Open Domain Question Answering Skill on Wikipedia

Task definition

Open Domain Question Answering (ODQA) is a task to find an exact answer to any question in Wikipedia articles. Thus, given only a question, the system outputs the best answer it can find:

:: What is the name of Darth Vader's son?
>> Luke Skywalker


There are pretrained ODQA models for English and Russian languages in DeepPavlov DeepPavlov.


The architecture of ODQA skill is modular and consists of two models, a ranker and a reader. The ranker is based on DrQA [1] proposed by Facebook Research and the reader is based on R-NET [2] proposed by Microsoft Research Asia and its implementation [3] by Wenxuan Zhou.

Running ODQA

Tensorflow-1.8.0 with GPU support is required to run this model.

About 16 GB of RAM required


TensorFlow 1.8 with GPU support is required to run this skill.

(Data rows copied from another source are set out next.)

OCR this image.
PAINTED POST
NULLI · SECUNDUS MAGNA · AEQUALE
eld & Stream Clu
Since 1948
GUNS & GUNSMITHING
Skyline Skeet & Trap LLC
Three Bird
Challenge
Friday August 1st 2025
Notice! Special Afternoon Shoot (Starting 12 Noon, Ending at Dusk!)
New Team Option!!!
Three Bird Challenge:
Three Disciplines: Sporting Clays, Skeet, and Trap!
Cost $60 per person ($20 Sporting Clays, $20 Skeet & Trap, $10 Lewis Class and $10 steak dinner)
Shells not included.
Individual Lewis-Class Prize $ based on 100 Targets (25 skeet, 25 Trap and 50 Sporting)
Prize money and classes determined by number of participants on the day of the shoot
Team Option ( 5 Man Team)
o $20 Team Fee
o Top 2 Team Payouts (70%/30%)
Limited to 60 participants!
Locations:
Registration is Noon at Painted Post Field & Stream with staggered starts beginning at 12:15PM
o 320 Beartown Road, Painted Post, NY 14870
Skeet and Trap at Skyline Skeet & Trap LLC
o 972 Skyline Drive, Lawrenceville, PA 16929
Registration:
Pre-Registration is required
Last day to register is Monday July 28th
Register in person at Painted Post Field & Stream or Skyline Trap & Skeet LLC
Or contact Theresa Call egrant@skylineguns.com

About 16 GB of RAM required.


ODQA ranker and ODQA reader should be trained separately. Read about training the ranker here. Read about training the reader in our separate reader tutorial.

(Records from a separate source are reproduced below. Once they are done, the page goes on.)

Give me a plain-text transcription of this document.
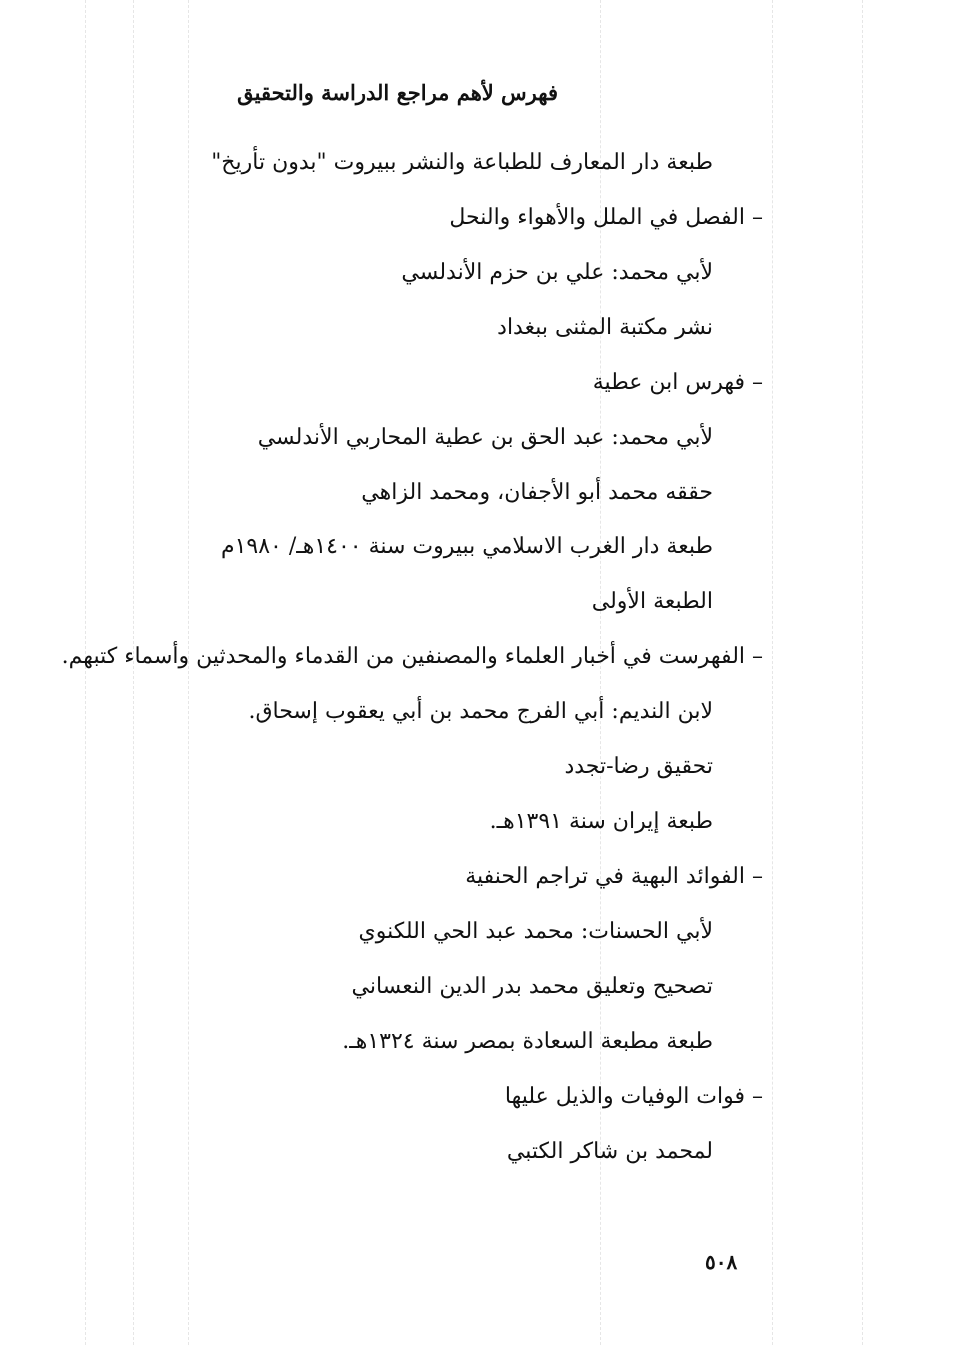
فهرس لأهم مراجع الدراسة والتحقيق
طبعة دار المعارف للطباعة والنشر ببيروت "بدون تأريخ"
– الفصل في الملل والأهواء والنحل
لأبي محمد: علي بن حزم الأندلسي
نشر مكتبة المثنى ببغداد
– فهرس ابن عطية
لأبي محمد: عبد الحق بن عطية المحاربي الأندلسي
حققه محمد أبو الأجفان، ومحمد الزاهي
طبعة دار الغرب الاسلامي ببيروت سنة ١٤٠٠هـ/ ١٩٨٠م
الطبعة الأولى
– الفهرست في أخبار العلماء والمصنفين من القدماء والمحدثين وأسماء كتبهم.
لابن النديم: أبي الفرج محمد بن أبي يعقوب إسحاق.
تحقيق رضا-تجدد
طبعة إيران سنة ١٣٩١هـ.
– الفوائد البهية في تراجم الحنفية
لأبي الحسنات: محمد عبد الحي اللكنوي
تصحيح وتعليق محمد بدر الدين النعساني
طبعة مطبعة السعادة بمصر سنة ١٣٢٤هـ.
– فوات الوفيات والذيل عليها
لمحمد بن شاكر الكتبي
٥٠٨
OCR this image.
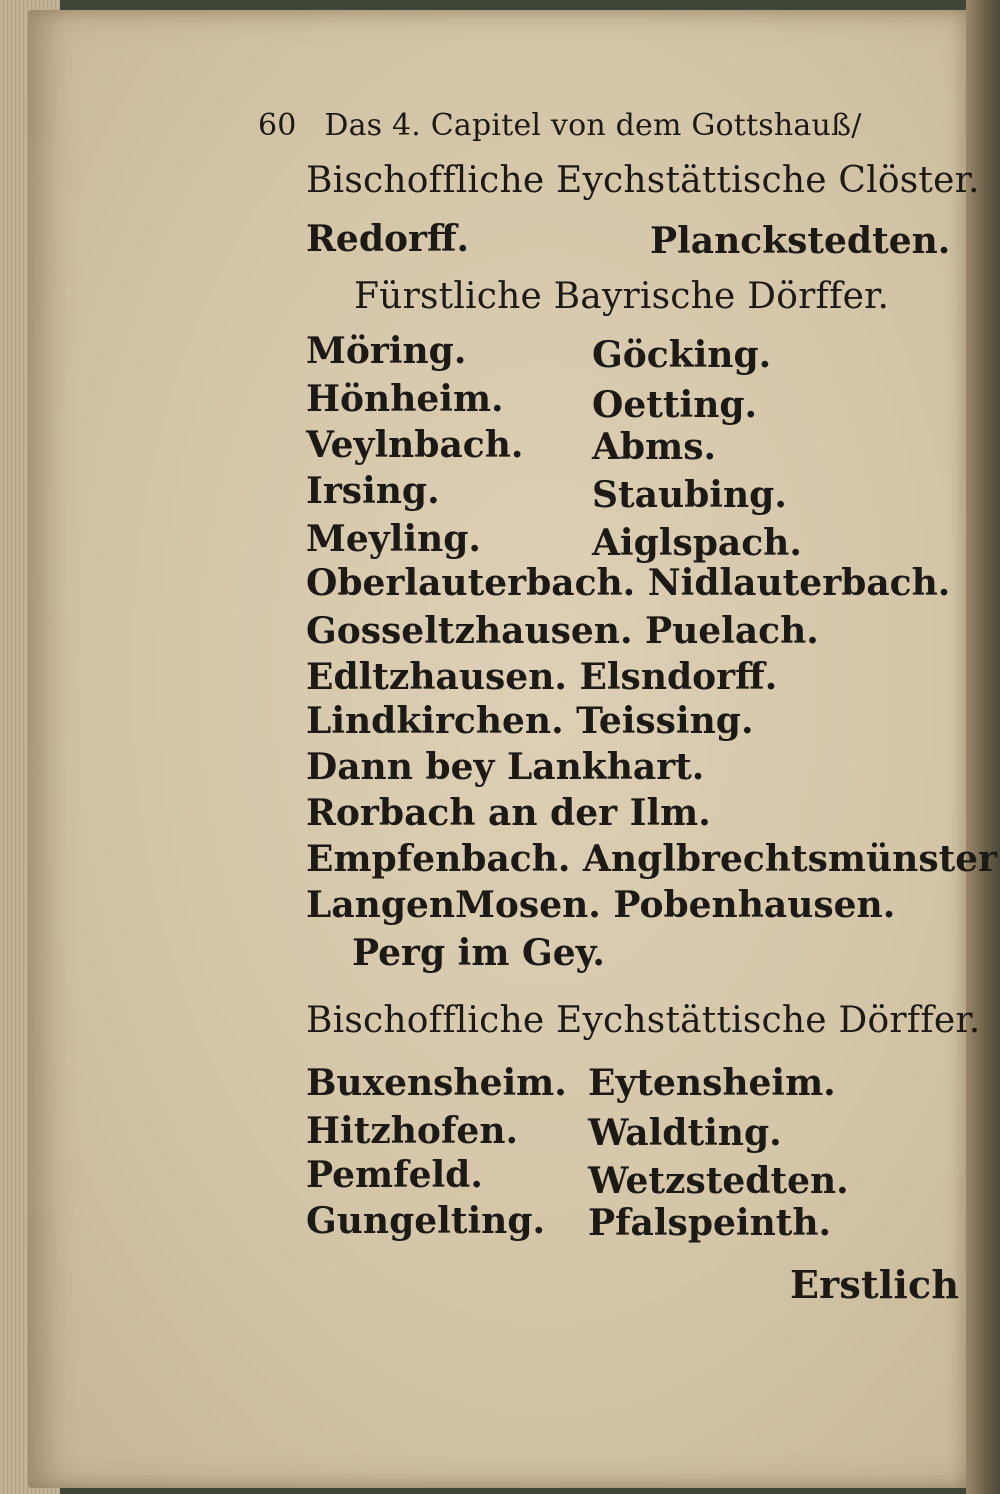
60 Das 4. Capitel von dem Gottshauß/
Bischoffliche Eychstättische Clöster.
Redorff.	Planckstedten.
Fürstliche Bayrische Dörffer.
Möring.	Göcking.
Hönheim. Oetting.
Veylnbach. Abms.
Irsing.	Staubing.
Meyling.	Aiglspach.
Oberlauterbach. Nidlauterbach.
Gosseltzhausen. Puelach.
Edltzhausen. Elsndorff.
Lindkirchen. Teissing.
Dann bey Lankhart.
Rorbach an der Ilm.
Empfenbach. Anglbrechtsmünster
LangenMosen. Pobenhausen.
Perg im Gey.
Bischoffliche Eychstättische Dörffer.
Buxensheim. Eytensheim.
Hitzhofen. Waldting.
Pemfeld.	Wetzstedten.
Gungelting. Pfalspeinth.
Erstlich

When interacting, the ODQA skill returns a plain answer to the user’s question.

Run the following to interact with English ODQA:

cd deeppavlov/
python interact deeppavlov/configs/odqa/en_odqa_infer_wiki.json -d

Run the following to interact with Russian ODQA:

cd deeppavlov/
python interact deeppavlov/configs/odqa/ru_odqa_infer_wiki.json -d


The ODQA configs suit only model inferring purposes. For training purposes use the ranker configs and the reader configs accordingly.


Scores for ODQA skill:

Model Dataset Wiki dump F1 EM
DeepPavlov SQuAD (dev) enwiki (2018-02-11) 28.0 22.2
DrQA [1] SQuAD (dev) enwiki (2016-12-21) - 27.1

EM stands for “exact-match accuracy”. Metrics are counted for top 5 documents returned by retrieval module.